Title : Iron oxide nanoparticles confer cross-tolerance to arsenate-induced stress in rice roots by engaging nitric oxide
Abstract:
Plants exhibit sensitivity and can face significant risks from a range of stressors and environmental pollutants. The term "cross tolerance" is employed because exposure to one stressor enhances the plant's ability to withstand a different stressor. Understanding cross-tolerance in plants is crucial for developing strategies to enhance their resilience and adaptability to a changing environment, ultimately improving crop productivity and plant health.Top of form soil pollution caused by heavy metals as an abiotic stress has emerged as a significant concern and has the capacity to impede plant growth, diminish crop yield and present a potential hazard by infiltrating the food chain, thereby endangering human health. It becomes apparent that FeO NPs can have toxic effects at higher concentrations, but when combined with HMs, they act as cross tolerating agent that promotes plant growth against HMs. Given this perspective, it's intriguing to investigate the potential of FeO NPs as agents that promote cross-tolerance against the phytotoxic effects of HMs in plants. Additionally, among various types of NPs, the dose-dependent effects and cross tolerating role of FeO NPs are noticeable. However, their potential in mitigating heavy metal-induced stress, such as arsenic contamination, remains poorly understood. Arsenic (As) pollution in soil represents a notable menace to the developmental patterns of agricultural crops, acting as a major obstacle to crop productivity. Recent literature indicates that FeO NPs possess excellent adsorption properties, capable of adsorbing metals at their surfaces due to their magnetic and electrical properties. Hence experiment was conducted to explore the role of FeO NPs in alleviating arsenic As(V) toxicity in rice seedlings.

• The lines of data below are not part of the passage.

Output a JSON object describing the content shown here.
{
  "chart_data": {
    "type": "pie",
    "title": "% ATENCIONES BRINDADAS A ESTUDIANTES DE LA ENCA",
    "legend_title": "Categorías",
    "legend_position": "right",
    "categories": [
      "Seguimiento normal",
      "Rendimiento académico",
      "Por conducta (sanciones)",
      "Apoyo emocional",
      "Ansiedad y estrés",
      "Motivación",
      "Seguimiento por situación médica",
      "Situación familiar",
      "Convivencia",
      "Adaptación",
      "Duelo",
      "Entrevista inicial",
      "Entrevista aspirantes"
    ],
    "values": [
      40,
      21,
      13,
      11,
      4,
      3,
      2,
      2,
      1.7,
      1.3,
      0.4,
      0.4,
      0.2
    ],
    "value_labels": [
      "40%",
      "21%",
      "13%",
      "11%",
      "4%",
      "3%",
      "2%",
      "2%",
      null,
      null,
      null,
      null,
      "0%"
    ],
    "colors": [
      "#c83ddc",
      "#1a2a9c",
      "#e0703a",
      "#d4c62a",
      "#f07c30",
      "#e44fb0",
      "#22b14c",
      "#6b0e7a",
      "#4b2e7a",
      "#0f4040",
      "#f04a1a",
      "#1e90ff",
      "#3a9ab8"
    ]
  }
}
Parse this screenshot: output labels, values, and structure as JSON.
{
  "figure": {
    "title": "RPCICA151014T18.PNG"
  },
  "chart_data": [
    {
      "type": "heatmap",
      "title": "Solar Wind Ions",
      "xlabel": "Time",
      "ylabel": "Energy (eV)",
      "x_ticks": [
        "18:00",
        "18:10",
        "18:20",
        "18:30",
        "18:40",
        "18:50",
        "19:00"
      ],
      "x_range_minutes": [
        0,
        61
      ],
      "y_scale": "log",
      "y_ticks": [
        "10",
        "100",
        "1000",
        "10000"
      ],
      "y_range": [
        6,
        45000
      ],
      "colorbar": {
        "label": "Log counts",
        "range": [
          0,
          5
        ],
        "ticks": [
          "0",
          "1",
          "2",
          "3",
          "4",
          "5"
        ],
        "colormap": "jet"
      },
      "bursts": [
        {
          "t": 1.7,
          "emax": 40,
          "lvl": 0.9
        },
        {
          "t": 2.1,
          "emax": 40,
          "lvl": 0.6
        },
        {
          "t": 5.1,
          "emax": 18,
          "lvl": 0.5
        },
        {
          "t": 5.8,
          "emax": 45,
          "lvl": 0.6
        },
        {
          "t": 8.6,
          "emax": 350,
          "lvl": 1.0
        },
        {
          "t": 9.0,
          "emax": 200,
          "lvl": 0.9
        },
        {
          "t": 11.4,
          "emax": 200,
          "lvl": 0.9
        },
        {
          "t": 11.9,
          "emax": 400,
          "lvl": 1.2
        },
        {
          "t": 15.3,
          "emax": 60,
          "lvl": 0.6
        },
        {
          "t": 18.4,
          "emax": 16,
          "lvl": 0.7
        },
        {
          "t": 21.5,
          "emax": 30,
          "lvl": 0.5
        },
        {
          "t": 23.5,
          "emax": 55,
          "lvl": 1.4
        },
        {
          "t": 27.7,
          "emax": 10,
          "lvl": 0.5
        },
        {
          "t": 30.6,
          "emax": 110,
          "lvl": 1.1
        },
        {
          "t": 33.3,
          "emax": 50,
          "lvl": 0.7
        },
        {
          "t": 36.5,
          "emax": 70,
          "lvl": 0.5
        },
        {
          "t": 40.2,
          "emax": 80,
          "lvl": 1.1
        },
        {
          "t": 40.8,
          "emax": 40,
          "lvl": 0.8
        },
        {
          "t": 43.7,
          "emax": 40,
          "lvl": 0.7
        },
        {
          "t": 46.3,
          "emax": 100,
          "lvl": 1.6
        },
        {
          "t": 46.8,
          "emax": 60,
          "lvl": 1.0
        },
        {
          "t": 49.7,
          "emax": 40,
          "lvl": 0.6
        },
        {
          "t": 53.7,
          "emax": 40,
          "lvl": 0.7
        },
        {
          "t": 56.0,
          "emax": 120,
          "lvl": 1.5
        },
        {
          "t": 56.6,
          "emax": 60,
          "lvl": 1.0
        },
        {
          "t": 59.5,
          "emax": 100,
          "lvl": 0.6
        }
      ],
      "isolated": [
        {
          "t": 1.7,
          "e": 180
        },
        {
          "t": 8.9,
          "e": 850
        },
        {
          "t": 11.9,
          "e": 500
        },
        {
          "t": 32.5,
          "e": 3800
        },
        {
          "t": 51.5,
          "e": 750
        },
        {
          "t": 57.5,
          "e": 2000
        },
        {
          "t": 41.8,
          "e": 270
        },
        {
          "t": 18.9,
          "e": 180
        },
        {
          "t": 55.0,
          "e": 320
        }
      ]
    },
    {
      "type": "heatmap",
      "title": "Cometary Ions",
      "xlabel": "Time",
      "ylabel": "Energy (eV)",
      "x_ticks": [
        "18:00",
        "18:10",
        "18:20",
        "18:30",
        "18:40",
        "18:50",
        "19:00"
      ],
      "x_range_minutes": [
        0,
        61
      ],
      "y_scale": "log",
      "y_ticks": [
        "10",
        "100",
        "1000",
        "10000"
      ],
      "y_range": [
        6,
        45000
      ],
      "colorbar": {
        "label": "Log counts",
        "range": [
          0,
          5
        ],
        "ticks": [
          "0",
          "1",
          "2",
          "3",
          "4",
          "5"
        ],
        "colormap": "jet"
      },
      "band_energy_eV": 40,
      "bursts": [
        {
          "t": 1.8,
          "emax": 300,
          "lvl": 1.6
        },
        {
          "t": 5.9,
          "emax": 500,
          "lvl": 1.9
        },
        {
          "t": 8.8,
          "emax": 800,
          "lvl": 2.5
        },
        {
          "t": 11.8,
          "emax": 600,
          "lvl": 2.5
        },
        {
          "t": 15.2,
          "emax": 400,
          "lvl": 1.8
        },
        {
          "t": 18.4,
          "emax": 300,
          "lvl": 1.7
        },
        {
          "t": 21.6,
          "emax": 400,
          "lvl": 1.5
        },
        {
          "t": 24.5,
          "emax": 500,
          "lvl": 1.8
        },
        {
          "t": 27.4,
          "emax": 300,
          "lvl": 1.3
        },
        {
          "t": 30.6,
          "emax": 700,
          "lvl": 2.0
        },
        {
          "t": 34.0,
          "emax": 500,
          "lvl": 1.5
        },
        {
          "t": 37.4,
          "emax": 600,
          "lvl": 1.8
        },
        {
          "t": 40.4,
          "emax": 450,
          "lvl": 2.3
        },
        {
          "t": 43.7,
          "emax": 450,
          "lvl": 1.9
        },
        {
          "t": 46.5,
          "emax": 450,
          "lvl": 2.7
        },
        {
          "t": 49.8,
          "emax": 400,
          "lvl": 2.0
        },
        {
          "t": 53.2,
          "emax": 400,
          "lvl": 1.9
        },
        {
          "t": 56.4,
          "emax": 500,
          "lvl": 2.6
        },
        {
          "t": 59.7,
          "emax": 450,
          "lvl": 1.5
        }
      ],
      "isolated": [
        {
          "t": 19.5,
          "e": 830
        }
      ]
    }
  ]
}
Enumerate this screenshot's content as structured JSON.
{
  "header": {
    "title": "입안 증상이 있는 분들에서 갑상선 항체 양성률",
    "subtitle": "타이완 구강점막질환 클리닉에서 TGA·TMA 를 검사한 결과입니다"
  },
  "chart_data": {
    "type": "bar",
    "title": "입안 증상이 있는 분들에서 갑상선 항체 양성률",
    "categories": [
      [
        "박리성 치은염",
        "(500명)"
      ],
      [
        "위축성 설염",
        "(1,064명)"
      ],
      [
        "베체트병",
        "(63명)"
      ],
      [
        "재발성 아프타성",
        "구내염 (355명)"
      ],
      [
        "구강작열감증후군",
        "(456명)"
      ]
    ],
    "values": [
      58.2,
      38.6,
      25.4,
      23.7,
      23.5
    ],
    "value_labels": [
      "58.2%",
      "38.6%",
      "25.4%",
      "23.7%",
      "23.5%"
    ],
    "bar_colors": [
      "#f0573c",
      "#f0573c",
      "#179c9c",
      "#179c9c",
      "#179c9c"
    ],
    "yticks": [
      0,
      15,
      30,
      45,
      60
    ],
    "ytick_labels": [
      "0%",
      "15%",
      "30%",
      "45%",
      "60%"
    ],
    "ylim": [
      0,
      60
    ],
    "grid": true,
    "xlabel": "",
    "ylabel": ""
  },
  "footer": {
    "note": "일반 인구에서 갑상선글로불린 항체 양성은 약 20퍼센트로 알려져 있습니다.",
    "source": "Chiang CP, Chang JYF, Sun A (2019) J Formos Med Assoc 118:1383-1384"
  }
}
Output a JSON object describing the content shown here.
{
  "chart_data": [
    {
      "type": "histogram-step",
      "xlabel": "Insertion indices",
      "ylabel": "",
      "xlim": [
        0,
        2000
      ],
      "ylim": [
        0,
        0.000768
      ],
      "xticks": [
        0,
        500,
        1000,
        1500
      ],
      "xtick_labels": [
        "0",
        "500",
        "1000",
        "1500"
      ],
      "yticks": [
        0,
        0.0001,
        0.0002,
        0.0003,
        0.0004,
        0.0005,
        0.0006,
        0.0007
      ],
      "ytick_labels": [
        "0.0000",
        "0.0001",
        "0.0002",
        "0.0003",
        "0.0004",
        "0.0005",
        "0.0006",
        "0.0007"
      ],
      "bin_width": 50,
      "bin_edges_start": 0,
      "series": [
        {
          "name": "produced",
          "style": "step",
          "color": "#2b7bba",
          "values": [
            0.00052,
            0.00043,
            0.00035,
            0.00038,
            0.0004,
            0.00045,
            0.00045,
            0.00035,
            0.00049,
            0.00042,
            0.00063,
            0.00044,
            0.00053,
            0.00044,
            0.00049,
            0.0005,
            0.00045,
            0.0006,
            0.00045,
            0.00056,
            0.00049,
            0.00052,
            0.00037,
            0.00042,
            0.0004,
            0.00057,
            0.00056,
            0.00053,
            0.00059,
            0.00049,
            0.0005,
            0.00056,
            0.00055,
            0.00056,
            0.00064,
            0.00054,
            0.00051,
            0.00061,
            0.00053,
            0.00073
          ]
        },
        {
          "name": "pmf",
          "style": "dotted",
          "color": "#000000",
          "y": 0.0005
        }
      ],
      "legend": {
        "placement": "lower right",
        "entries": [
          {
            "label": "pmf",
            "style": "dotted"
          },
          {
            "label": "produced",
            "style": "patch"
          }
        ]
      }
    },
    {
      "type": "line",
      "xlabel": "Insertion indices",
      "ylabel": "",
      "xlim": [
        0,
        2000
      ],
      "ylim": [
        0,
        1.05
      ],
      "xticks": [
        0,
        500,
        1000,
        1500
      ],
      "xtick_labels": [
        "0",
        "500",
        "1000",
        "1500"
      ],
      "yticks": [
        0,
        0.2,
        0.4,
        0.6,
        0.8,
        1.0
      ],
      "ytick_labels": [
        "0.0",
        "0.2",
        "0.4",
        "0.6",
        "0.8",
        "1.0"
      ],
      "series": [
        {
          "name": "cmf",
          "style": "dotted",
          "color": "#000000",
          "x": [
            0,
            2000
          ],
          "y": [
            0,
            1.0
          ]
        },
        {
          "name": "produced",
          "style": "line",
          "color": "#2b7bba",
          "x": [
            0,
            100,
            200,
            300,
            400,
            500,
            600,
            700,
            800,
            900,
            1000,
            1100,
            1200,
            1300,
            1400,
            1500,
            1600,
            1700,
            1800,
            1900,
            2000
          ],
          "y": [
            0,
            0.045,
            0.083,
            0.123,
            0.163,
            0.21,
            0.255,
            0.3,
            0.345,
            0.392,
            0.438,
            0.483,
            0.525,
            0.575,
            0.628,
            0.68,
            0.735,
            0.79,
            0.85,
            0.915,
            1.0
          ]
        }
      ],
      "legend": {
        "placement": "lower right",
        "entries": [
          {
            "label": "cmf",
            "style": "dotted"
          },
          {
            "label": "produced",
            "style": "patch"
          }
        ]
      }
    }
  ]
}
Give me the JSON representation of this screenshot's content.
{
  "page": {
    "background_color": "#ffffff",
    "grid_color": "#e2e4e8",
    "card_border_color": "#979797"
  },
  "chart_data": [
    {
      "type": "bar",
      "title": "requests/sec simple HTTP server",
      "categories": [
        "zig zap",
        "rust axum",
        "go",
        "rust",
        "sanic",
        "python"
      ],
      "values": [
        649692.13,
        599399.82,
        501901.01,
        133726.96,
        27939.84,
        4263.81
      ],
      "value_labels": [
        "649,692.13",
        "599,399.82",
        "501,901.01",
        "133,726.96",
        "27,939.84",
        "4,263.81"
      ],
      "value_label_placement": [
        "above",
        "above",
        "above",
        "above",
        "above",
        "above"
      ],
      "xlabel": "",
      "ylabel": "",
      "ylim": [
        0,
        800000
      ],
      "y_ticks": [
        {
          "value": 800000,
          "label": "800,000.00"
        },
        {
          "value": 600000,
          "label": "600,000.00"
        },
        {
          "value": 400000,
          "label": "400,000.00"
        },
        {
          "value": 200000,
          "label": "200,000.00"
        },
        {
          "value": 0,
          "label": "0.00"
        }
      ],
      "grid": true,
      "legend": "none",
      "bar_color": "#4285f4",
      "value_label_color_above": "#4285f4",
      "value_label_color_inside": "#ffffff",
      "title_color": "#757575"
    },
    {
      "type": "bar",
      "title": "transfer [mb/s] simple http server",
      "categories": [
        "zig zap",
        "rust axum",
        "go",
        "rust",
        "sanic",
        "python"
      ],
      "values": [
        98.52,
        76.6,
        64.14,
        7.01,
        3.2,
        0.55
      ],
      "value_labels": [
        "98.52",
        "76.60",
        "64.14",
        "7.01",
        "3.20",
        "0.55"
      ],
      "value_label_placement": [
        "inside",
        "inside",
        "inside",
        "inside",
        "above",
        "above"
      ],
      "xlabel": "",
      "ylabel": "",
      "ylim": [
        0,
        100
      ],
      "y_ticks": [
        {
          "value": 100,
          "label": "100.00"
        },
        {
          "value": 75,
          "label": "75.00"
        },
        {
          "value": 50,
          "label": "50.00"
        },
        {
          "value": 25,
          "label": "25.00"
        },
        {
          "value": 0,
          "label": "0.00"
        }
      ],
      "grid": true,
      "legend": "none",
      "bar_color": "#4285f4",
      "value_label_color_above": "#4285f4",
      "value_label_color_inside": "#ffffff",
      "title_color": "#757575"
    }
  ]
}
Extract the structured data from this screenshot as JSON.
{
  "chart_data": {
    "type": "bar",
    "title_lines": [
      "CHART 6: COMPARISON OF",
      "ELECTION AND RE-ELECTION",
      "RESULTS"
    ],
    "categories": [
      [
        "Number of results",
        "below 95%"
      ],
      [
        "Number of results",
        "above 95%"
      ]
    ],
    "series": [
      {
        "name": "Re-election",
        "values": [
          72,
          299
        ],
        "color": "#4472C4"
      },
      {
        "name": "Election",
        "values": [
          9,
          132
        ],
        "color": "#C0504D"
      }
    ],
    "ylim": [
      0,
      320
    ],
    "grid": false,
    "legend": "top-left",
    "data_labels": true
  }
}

FeO NPs at a concentration of 500 μM was able to contribute in developing cross tolerance against arsenic As(V)-triggered toxicity in rice. As(V) significantly changed growth characteristics, photosynthetic efficiency, nutrient levels and biochemical factors. FeO NPs was noted to negatively impact the growth of rice seedlings when used independently. However, these nanoparticles counteracted the adverse effects of As(V) by limiting its entry, potentially through the contribution of NO in rice roots. Additionally, the study revealed that As(V) toxicity greatly inhibited gene expression related to NO (OsNoA1 and OsNIA1) and proline metabolism. Yet, FeO NPs counteracted As(V) toxicity by enhancing proline metabolism and prompting NO-mediated enhancement of antioxidant enzymes, specifically glutathione-S-transferase. These mechanisms might explain the decrease in As(V) toxicity within rice roots. In summary, FeO NPs seem to function as a shield against As(V), limiting its absorption by roots and providing cross tolerance by regulating diverse morphological, biochemical, and molecular traits. This study underscores the need for further scientific inquiry to comprehensively understand how these nanoparticles may alleviate stress on plants over extended periods in the soil, which is important for making informed decisions in the realm of agriculture sustainability. The analysis of transcriptomics and proteomics could offer insights into the signaling pathways involved under NPs exposure.